Üçüncüsü, sadece Doğu Marmara Havzası makine imalatçıları değil, ülkenin bütün makine imalatçılarının olanak ve kısıtları  bağlamında  Sakarya makine üreticilerini  doğru konumlandırmak için,bugüne kadar yapılmış ve yapılmakta olan çalışmaları değerlendirme ve onlardan sonuç çıkarma bizi yaratmak istediğimiz sonuca daha hızlı götürecektir.

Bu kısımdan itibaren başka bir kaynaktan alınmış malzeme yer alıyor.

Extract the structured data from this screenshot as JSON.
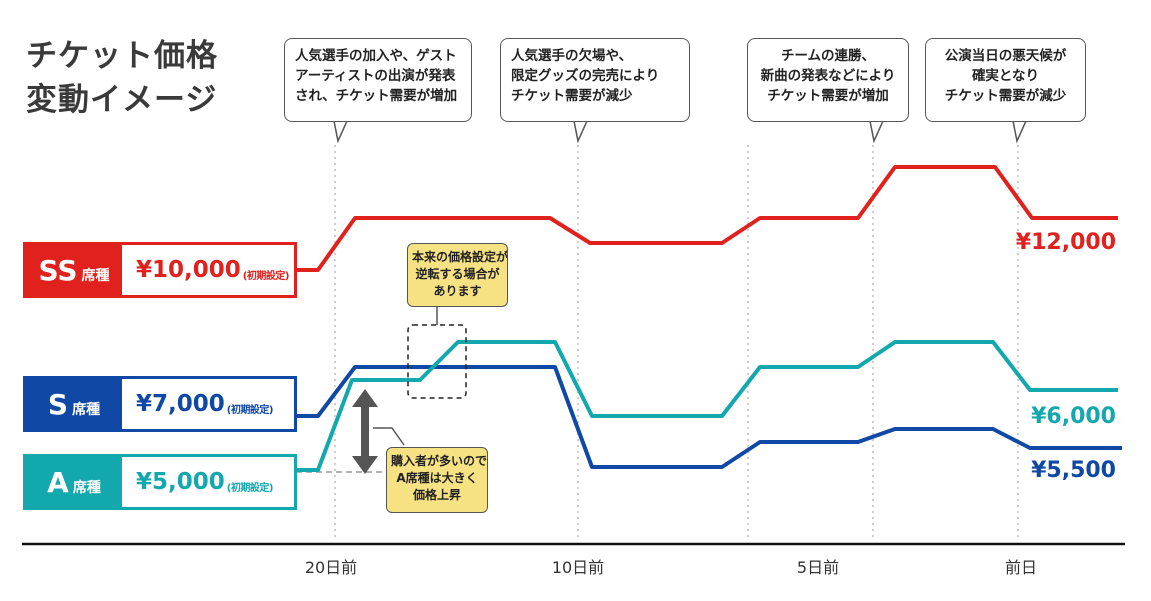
{
  "title": {
    "line1": "チケット価格",
    "line2": "変動イメージ"
  },
  "callouts": [
    {
      "lines": [
        "人気選手の加入や、ゲスト",
        "アーティストの出演が発表",
        "され、チケット需要が増加"
      ]
    },
    {
      "lines": [
        "人気選手の欠場や、",
        "限定グッズの完売により",
        "チケット需要が減少"
      ]
    },
    {
      "lines": [
        "チームの連勝、",
        "新曲の発表などにより",
        "チケット需要が増加"
      ]
    },
    {
      "lines": [
        "公演当日の悪天候が",
        "確実となり",
        "チケット需要が減少"
      ]
    }
  ],
  "notes": {
    "reversal": [
      "本来の価格設定が",
      "逆転する場合が",
      "あります"
    ],
    "demand": [
      "購入者が多いので",
      "A席種は大きく",
      "価格上昇"
    ]
  },
  "seats": [
    {
      "grade": "SS",
      "suffix": "席種",
      "price": "¥10,000",
      "initial": "(初期設定)",
      "end_price": "¥12,000",
      "color": "#e0211d"
    },
    {
      "grade": "S",
      "suffix": "席種",
      "price": "¥7,000",
      "initial": "(初期設定)",
      "end_price": "¥5,500",
      "color": "#0f48a5"
    },
    {
      "grade": "A",
      "suffix": "席種",
      "price": "¥5,000",
      "initial": "(初期設定)",
      "end_price": "¥6,000",
      "color": "#12a8ae"
    }
  ],
  "axis": {
    "ticks": [
      "20日前",
      "10日前",
      "5日前",
      "前日"
    ]
  }
}
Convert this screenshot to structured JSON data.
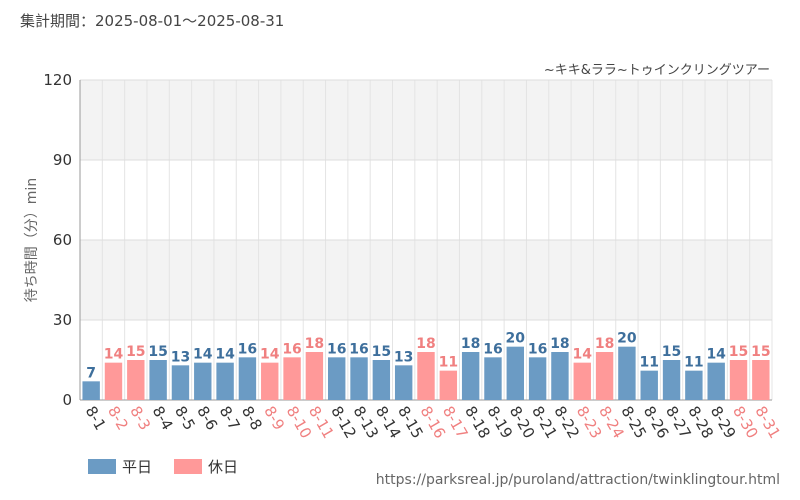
{
  "header": {
    "period_label": "集計期間：2025-08-01～2025-08-31"
  },
  "source_url": "https://parksreal.jp/puroland/attraction/twinklingtour.html",
  "colors": {
    "weekday": "#6b9bc4",
    "holiday": "#ff9999",
    "holiday_text": "#f08080",
    "weekday_text": "#3e6f9c"
  },
  "chart_data": {
    "type": "bar",
    "title": "~キキ&ララ~トゥインクリングツアー",
    "ylabel": "待ち時間（分）min",
    "xlabel": "",
    "ylim": [
      0,
      120
    ],
    "yticks": [
      0,
      30,
      60,
      90,
      120
    ],
    "grid": true,
    "legend_position": "bottom-left",
    "legend": [
      {
        "key": "weekday",
        "label": "平日"
      },
      {
        "key": "holiday",
        "label": "休日"
      }
    ],
    "categories": [
      "8-1",
      "8-2",
      "8-3",
      "8-4",
      "8-5",
      "8-6",
      "8-7",
      "8-8",
      "8-9",
      "8-10",
      "8-11",
      "8-12",
      "8-13",
      "8-14",
      "8-15",
      "8-16",
      "8-17",
      "8-18",
      "8-19",
      "8-20",
      "8-21",
      "8-22",
      "8-23",
      "8-24",
      "8-25",
      "8-26",
      "8-27",
      "8-28",
      "8-29",
      "8-30",
      "8-31"
    ],
    "values": [
      7,
      14,
      15,
      15,
      13,
      14,
      14,
      16,
      14,
      16,
      18,
      16,
      16,
      15,
      13,
      18,
      11,
      18,
      16,
      20,
      16,
      18,
      14,
      18,
      20,
      11,
      15,
      11,
      14,
      15,
      15
    ],
    "day_type": [
      "weekday",
      "holiday",
      "holiday",
      "weekday",
      "weekday",
      "weekday",
      "weekday",
      "weekday",
      "holiday",
      "holiday",
      "holiday",
      "weekday",
      "weekday",
      "weekday",
      "weekday",
      "holiday",
      "holiday",
      "weekday",
      "weekday",
      "weekday",
      "weekday",
      "weekday",
      "holiday",
      "holiday",
      "weekday",
      "weekday",
      "weekday",
      "weekday",
      "weekday",
      "holiday",
      "holiday"
    ]
  }
}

Ekonominin  birinci aktörü  "siyasi irade ve kamu yönetimi", ikincisi " girişimci enerji" ,üçüncüsü de "sivil inisiyatifler" dir. Bugüne kadar istediğimiz hızda bir gelişme yaratılamadıysa, bunun eksiğini kendimizde  aramalıyız. Unutmayalım, "hayatta eli boş dönülmeyen tek yolculuk,kendi içimize yaptığımız yolculuktur!" . Kamu yönetimi ve kamuoyu karşısına, sağlam, tutarlı ve etkili gerekçelerle çıkmalıyız. Elimizde  tamamlanmış raporu olmayan konularda  düşünce  aktarmamaya özen göstermeliyiz

Beşincisi,  yeterli bilgi olmadan, etkin plan yapılamayacağını bilmedir. Bu açıdan  bakıldığında Sakarya'da  1000  yılın fırsatını yakalama  azmine katkı yapma, herkesin görevidir.Bir koşulla ki, geçmişin  alışkanlıklarından, önyargılarından, yerleşik doğrularından, kalıp düşüncelerinden,kör inançlarından  kendimizi sıyırıp atmamasını bilmeliyiz…  Sanayi Devrimi sonrasında  oluşmakta olan Yeni Dünya'ya uyum için  bilgiye dayalı sağlam fikirlere sahip olmanın ne denli önemli bir kaynak olduğunu unutmamalıyız.

Aşırı değerlendirme ile "….biz en büyüğüz" abartısına paçayı kaptırmak ne kadar tehlikeli  bir tutumsa, "…bizden adam olmaz" diyen  kendini vurmaya dönük özgüvensizlik de o kadar tehlikeli ve zenginlik üretimini engelleyen bir kavrayıştır…Atilla İlhan'ın dediğini unutmayalım: "Bilmek önemli gerçi/ Asıl iş anlamada…"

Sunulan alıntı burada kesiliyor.